# Seed shortage ?



## *Andi

FYI - Our garden supply store looked good on seeds the other day ... but you never know ...

DES MOINES, Iowa (AP) - Dreaming of biting into a garden-fresh cucumber sandwich this summer? Better order your seeds now.:gaah:

More here ...

EarthLink - U.S. News


----------



## UncleJoe

My order is started but not quite finished yet. I'm still thinking about what else I might want to try that that I don't have seeds for from last year.


----------



## mosquitomountainman

If you live in a northern climate ordering early may not do any good if you don't specify that you want the seed shipped immediately. A couple of years ago we had one supplier who said our seed would be shipped "in season." When the "season" arrived we were notified that our corn seed was out of stock. By then everyone was out of stock. The good thing is that corn isn't a staple for us (it's too cold here to grow corn reliably). Now when we place our order we specify immediate delivery except in the case of trees/shrubs. At least we then have time to try another supplier.
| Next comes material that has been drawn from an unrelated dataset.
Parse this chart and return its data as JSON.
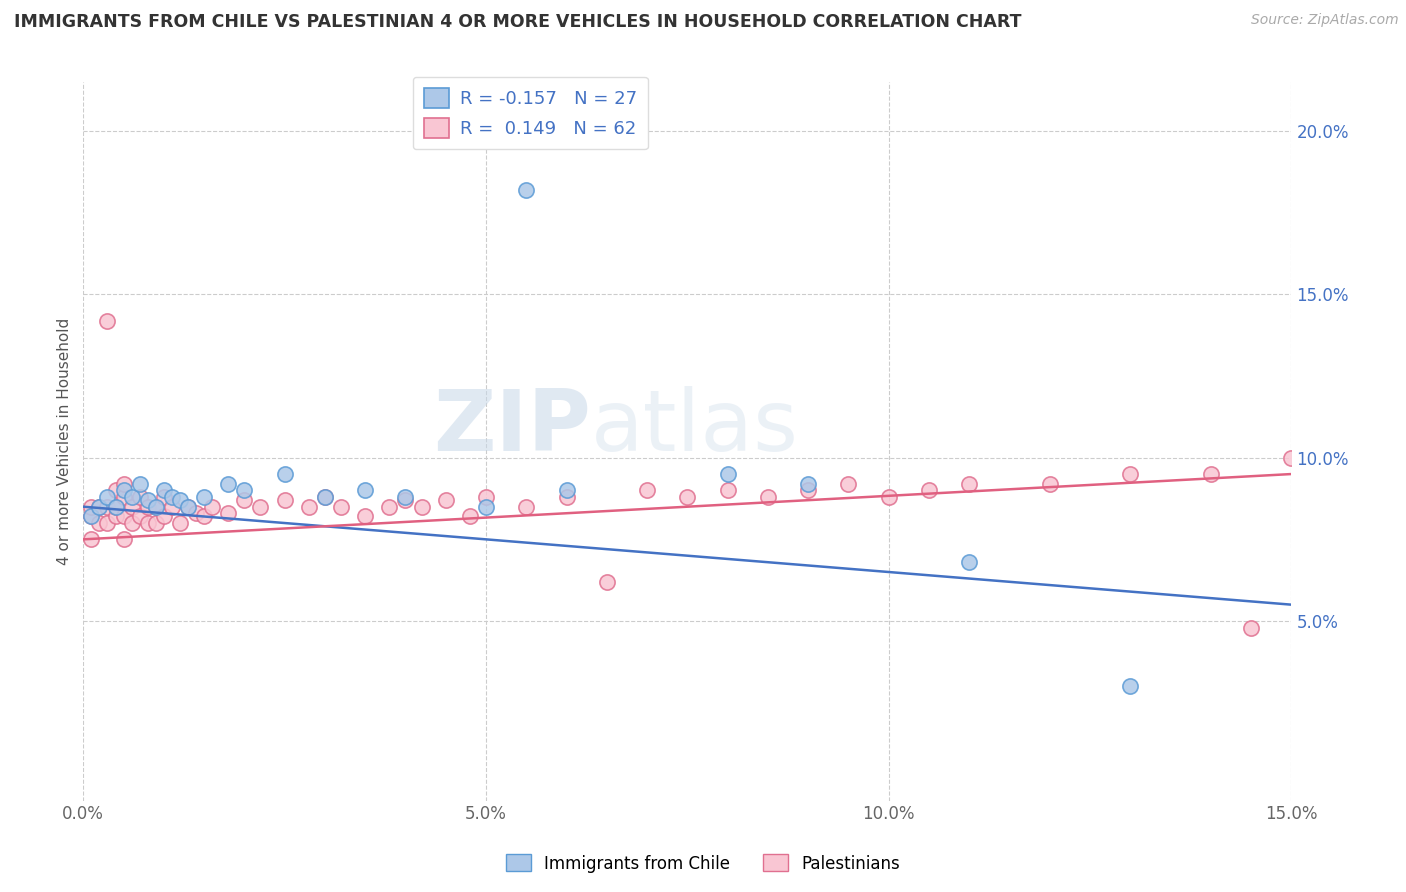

The only crops that grow reliaby here are root crops so these are our staples. Fortunately we grow potatoes and carrots from our previous year's crops and save the seeds for broccoli, lettuce, peas, beans, etc. We haven't saved seeds for other root crops but plan to in the future. I expect with the mindset of many Americans today that seed sales will be brisk this year. It would be wise to get orders in early.


----------



## Rody

It is all the more reason to save seeds from your crops. Those who grow potatoes should save the seed pods. Other than the USDA those seeds are very hard to come by. They would make excellent trade items.

When saving some seeds space can be a serious problem in the garden. Some items do not seed out until the second year.


----------



## *Andi

Rody - :goodluck:On your search ... I just keep the smaller taters over and plant them.

mosquitomountainman - Thanks for the tip, I had not thought of that.

We always try and save seeds over but I need to replace our green beans this year. I'm eating green beans from 2 years ago when we had a bumper crop because last year was a sucky crop.


----------



## NaeKid

*Andi said:


> FYI - Our garden supply store looked good on seeds the other day ... but you never know ...
> 
> DES MOINES, Iowa (AP) - Dreaming of biting into a garden-fresh cucumber sandwich this summer? Better order your seeds now.:gaah:
> 
> More here ...
> 
> EarthLink - U.S. News


I just read that information on my WII-news last night and showed it to WildMist. Looks like we will be going seed-shopping shortly ..


----------



## northernontario

We ordered all of our seeds about 2 weeks ago, and they arrived within days!


----------



## Woody

I’m ordering more new heirloom seeds (new to me anyway) this year. I’ve been finding some of the varieties I have had are hybrids and have lost some of their good characteristics. Thanks for the heads-up to get my order in this week!!!


----------



## Lake Windsong

*Seed shopping*

We save alot of seed and swap with friends/family to make sure we all have a good variety. The last couple of years, we've used our greenhouse to grow extra seedlings for barter/flea markets, but this year we're trying something different. We're going to try 'swapping n shopping' heirloom seeds and onion sets/flower bulbs. Homeschooling while working a 12-hr swing shift job and taking care of our little homestead, I'm looking for easier ways to get ahead and cut my costs.  I love playing in the dirt, so I may go a little overboard on the home garden... but that'll just be more to sell at the farmer's market, or can for later.


----------



## mitchshrader

growing crops for seed is as crisis proof as I can imagine. The worse the economy gets, the more demand there'll be for trustworthy seeds, and the bigger demand gets the more opportunity there'll be for barter with folks who are cash tight. 

Barter makes profits.


----------



## allen_idaho

I agree. Everyone should have a reserve of seeds stocked up. Otherwise, if disaster strikes, what other options will you have? Wait for some seeds to be delivered from a seed vault in Norway?

And when nobody else around you has any seeds to plant, you will be sitting on quite the monopoly.


----------



## UncleJoe

Here is another source for seeds that I just found. They are about an hour away from me so I went there yesterday. They have a really great selection but are sold out of several varieties of tomato, pepper, bean and cucumber and won't be getting them again till next year. If you haven't got your seed yet, you might want to put it at the top of the priority list.

http://www.landrethseeds.com/catalog/index.php?cPath=23


----------



## kyfarmer

Local, 2 50lb bags of seed taters and 3 bags of 5-10-10. Were well over $100 mark. Last year around $70 thats a big hop in the wrong direction.


----------